Fast forward three months of educating my floor mates and roommate about the negative ramifications of making homophobic jokes and we have Transgender Remembrance Day: A day to remember the lives of non-cis people who suffered through social injustices AKA the day when my roommate invalidated they/them/their pronouns. Absolutely cognizant of my first amendment rights and the limitations impinged upon said rights when I’m nestled within the confines of an educational institution (I’m pre-law, so duh), I posted a name-nonspecific Facebook status along the lines of, “If you invalidate gender pronouns and are educated on social issues, then you are offensive and ignorant.”

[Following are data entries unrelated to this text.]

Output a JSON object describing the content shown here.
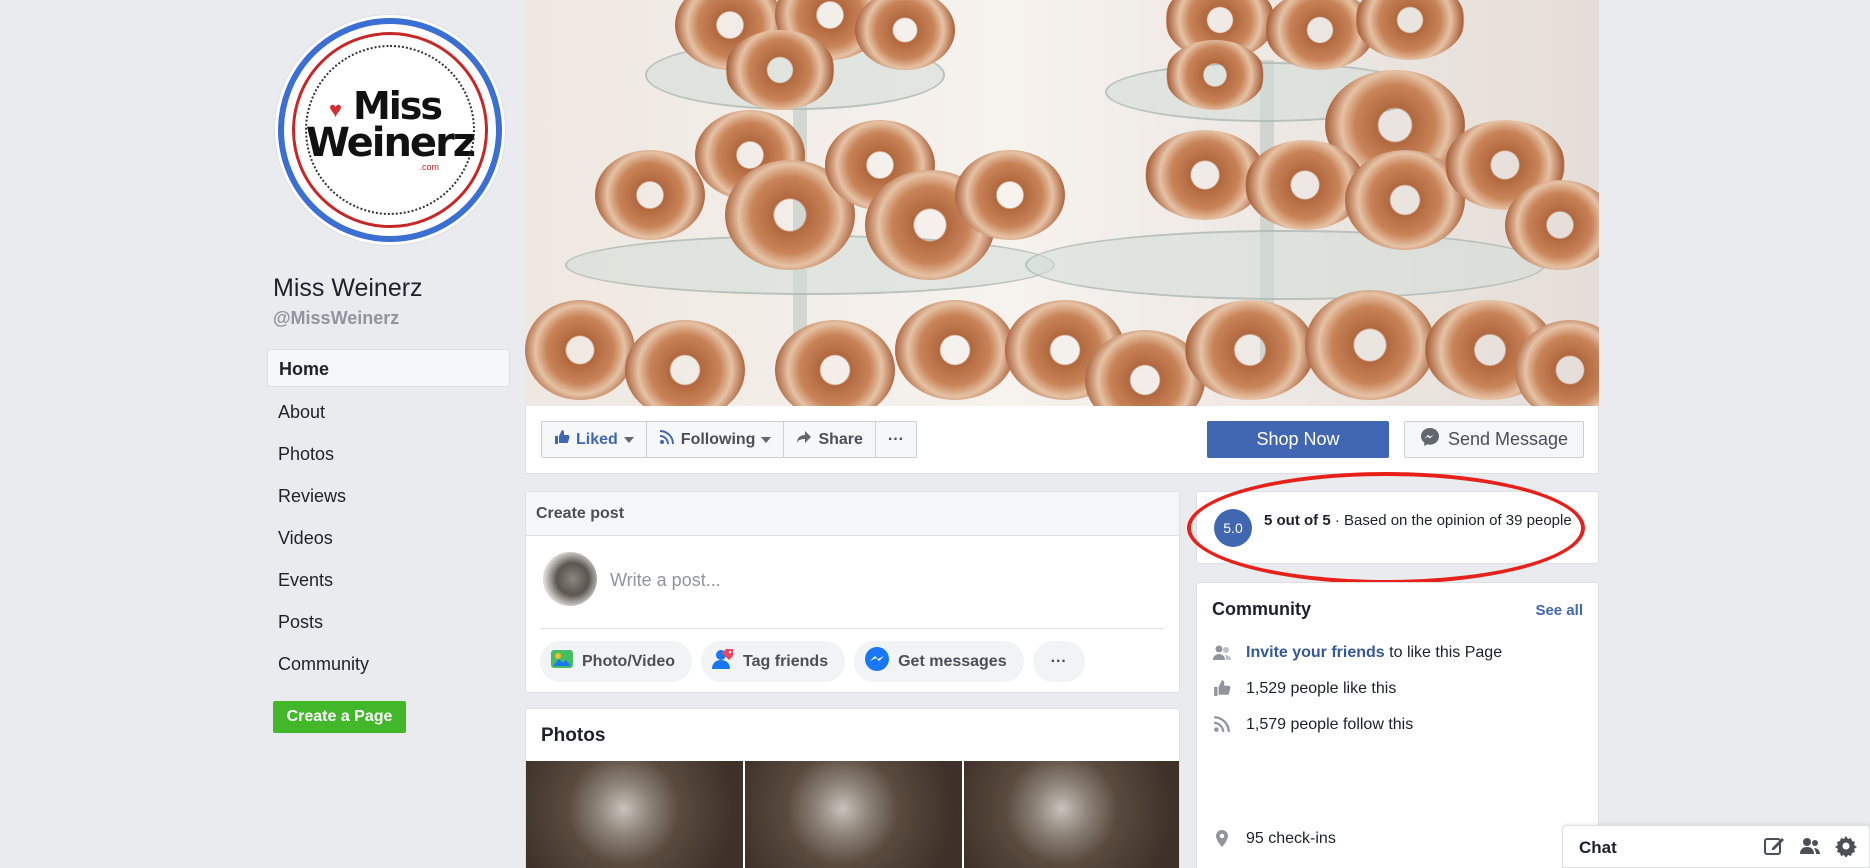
{
  "page": {
    "name": "Miss Weinerz",
    "handle": "@MissWeinerz",
    "logo": {
      "line1": "Miss",
      "line2": "Weinerz",
      "suffix": ".com"
    }
  },
  "sidebar": {
    "items": [
      {
        "label": "Home",
        "active": true
      },
      {
        "label": "About"
      },
      {
        "label": "Photos"
      },
      {
        "label": "Reviews"
      },
      {
        "label": "Videos"
      },
      {
        "label": "Events"
      },
      {
        "label": "Posts"
      },
      {
        "label": "Community"
      }
    ],
    "create_page": "Create a Page"
  },
  "actions": {
    "liked": "Liked",
    "following": "Following",
    "share": "Share",
    "more": "···",
    "shop_now": "Shop Now",
    "send_message": "Send Message"
  },
  "create_post": {
    "header": "Create post",
    "placeholder": "Write a post...",
    "buttons": {
      "photo_video": "Photo/Video",
      "tag_friends": "Tag friends",
      "get_messages": "Get messages",
      "more": "···"
    }
  },
  "photos": {
    "title": "Photos"
  },
  "rating": {
    "badge": "5.0",
    "bold": "5 out of 5",
    "rest": " · Based on the opinion of 39 people"
  },
  "community": {
    "title": "Community",
    "see_all": "See all",
    "invite_link": "Invite your friends",
    "invite_rest": " to like this Page",
    "likes": "1,529 people like this",
    "follows": "1,579 people follow this",
    "checkins": "95 check-ins"
  },
  "chat": {
    "label": "Chat"
  },
  "colors": {
    "brand_blue": "#4267b2",
    "green": "#42b72a",
    "highlight_red": "#e8201a"
  }
}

Regardless of my intensive knowledge of my first amendment rights, my RA wrote me up. Regardless of the lack of names featured in the status, I was given an oral admonition about my behavior. Regardless of the fact that my roommate was able to mock gender pronouns and I was simply responding to his mockery, I was asked to remain silent.

Fast forward several weeks of filing bias reports, receiving restraining orders, and immense amounts of emotional distress during finals weeks, I am now living in a new dorm room/residence hall. I was asked to move out of my hall. I am now considered mentally unstable by the institution. My heterosexual, cis-gendered, white, able-bodied, male roommate was victimized in the situation, was given sympathy by the institution, and is now living a carefree life in a double-sized room.

So much for bias reports working to help those that are harassed…

Cornell prides itself on being a progressive institution. By progressive, it means to say that it hears about problems and simply shuffles students around as a means of “solving the problem.” Does it really solve the problem? A toxic roommate-ship? Yes. A heteronormative institution with students who perpetuate transphobia, homophobia, and sexism? Absolutely not.